Heskey's absence from training is not thought to be serious, although there were no clues for Capello's players as to how he intends to set his team up come Saturday. The England manager intentionally mixed up the teams so there was no sense that a first XI were playing against a shadow XI in yesterday's training match as has been the case in the past. Theo Walcott and Shaun Wright-Phillips will have to wait a little longer to find out whether one or both have got the nod to play at Wembley.

Wright-Phillips said this week that being left out of the England team had given him the "kick up the arse" he needed to leave Chelsea and get his career back on track. He was given a stark warning of how Capello treats players who have been left out of their club sides when he was dropped for the Italian's second squad against France, after he had scored against Switzerland at Wembley in his first game in charge.

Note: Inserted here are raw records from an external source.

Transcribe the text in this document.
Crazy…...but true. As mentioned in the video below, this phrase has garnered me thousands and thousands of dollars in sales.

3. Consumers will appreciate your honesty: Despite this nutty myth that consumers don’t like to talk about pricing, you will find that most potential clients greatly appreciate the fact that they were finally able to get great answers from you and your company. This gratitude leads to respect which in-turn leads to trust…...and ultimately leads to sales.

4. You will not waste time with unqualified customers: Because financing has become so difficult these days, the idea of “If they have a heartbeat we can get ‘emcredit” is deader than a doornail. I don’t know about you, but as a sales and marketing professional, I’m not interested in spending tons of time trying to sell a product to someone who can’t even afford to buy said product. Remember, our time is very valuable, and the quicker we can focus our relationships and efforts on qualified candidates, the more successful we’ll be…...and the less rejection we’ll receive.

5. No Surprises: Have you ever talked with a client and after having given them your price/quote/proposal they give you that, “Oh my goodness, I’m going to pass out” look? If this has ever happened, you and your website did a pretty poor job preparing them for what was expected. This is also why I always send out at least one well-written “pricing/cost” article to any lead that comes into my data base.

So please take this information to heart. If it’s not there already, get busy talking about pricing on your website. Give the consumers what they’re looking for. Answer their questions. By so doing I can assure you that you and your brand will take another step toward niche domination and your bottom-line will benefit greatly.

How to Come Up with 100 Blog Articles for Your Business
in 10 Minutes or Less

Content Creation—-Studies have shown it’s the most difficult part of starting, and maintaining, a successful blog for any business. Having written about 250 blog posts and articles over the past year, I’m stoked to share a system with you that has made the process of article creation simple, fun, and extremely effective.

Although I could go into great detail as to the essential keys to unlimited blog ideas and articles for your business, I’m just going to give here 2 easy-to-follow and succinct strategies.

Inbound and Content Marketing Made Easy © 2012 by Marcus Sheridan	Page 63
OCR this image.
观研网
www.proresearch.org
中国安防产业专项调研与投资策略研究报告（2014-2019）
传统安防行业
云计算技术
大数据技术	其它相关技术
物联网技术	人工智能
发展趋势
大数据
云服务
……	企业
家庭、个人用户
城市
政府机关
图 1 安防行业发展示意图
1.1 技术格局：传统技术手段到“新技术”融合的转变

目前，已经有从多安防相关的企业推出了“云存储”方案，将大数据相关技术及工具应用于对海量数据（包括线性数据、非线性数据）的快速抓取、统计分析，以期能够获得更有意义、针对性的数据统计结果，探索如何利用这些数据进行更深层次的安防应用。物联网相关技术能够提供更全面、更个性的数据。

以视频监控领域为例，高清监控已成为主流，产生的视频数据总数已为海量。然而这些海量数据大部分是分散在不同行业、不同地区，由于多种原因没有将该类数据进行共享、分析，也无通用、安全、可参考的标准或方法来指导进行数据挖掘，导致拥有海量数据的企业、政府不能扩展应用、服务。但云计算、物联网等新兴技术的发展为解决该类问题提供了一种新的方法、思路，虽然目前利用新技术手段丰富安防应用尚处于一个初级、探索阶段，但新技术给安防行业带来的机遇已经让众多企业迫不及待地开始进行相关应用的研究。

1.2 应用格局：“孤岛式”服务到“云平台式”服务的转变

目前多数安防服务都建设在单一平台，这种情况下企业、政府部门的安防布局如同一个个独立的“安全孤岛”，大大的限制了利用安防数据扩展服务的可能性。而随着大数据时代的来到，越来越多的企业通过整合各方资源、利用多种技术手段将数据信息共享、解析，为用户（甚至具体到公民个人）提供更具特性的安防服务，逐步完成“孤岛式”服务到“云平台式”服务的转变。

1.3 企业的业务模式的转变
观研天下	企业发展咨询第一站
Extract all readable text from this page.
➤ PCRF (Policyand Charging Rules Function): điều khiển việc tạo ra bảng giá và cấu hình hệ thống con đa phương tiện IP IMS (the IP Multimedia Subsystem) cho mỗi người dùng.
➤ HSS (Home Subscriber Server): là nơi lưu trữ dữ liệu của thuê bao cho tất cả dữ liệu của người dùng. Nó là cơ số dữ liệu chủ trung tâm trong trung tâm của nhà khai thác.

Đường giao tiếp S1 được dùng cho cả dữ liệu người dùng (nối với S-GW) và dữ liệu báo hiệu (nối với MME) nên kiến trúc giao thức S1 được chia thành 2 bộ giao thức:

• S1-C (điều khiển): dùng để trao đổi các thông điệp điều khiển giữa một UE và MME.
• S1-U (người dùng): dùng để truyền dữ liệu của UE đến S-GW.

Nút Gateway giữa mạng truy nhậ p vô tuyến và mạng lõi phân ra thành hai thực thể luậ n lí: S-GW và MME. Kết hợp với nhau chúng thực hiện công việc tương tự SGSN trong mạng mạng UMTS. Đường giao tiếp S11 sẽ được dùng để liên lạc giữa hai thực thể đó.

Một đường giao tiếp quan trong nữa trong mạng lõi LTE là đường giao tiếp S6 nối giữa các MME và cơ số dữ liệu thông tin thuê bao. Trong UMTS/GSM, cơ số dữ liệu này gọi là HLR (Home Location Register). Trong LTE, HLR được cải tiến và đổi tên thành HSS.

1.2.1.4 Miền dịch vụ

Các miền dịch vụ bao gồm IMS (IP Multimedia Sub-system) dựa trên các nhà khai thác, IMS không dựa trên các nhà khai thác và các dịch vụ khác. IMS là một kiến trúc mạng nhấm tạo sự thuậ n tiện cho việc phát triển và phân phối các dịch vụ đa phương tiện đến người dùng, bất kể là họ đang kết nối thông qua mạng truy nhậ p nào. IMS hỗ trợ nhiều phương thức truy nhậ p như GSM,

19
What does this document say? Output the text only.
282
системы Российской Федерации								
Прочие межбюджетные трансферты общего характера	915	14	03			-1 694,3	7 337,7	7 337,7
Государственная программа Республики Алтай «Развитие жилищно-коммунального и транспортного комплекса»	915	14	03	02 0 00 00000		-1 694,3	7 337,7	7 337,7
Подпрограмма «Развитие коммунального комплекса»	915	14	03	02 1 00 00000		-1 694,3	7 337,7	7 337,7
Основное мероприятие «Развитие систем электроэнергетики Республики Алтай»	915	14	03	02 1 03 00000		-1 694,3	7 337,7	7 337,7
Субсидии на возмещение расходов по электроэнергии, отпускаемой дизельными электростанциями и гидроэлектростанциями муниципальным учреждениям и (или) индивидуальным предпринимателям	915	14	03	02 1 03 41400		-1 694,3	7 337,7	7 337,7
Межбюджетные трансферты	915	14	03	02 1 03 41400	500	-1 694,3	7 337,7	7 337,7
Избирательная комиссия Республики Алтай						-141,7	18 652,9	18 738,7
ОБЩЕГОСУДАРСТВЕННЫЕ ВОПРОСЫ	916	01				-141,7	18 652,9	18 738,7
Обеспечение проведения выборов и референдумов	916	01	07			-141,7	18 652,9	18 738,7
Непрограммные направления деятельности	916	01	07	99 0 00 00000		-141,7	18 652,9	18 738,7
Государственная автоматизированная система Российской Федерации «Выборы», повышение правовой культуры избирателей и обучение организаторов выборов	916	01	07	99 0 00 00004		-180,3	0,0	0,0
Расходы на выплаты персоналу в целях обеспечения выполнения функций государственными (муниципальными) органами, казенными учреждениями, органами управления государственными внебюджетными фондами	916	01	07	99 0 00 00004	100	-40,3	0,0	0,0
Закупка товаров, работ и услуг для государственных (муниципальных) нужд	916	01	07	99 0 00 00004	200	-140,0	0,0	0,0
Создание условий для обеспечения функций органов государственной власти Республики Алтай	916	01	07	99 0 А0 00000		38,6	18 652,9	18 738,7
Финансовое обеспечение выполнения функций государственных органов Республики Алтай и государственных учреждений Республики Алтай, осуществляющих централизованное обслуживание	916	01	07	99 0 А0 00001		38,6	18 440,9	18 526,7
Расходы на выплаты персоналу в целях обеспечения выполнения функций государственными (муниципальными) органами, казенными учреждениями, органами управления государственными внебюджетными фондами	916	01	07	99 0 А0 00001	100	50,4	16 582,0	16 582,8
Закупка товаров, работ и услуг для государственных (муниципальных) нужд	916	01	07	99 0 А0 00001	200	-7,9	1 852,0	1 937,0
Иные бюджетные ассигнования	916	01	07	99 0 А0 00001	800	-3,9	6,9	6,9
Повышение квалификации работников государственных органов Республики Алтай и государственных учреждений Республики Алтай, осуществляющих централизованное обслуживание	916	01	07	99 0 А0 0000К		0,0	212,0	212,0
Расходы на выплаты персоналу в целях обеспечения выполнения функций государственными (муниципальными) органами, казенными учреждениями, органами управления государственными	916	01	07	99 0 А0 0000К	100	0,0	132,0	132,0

Wright-Phillips, who returned to Manchester City this summer for £8.5m, said: "Being left out gave me a kick up the arse, if I am honest. It made me want to get back to being the player I used to be – exciting to watch and full of confidence. I just want to get back to being a positive player who helps the team. If I score or set something up, then that makes me happy. It made me realise that I have to be always improving and achieve consistency all the time.

"At the time [when he decided to go back to Manchester City] I just thought about playing. The reason I left Chelsea was because I had always enjoyed playing. I wanted to go back and help City and when I saw the boss he was so positive that said it all for me. I am delighted like anybody would be [to be back in the England squad]; everything is happening very quickly and I am just trying to stay calm."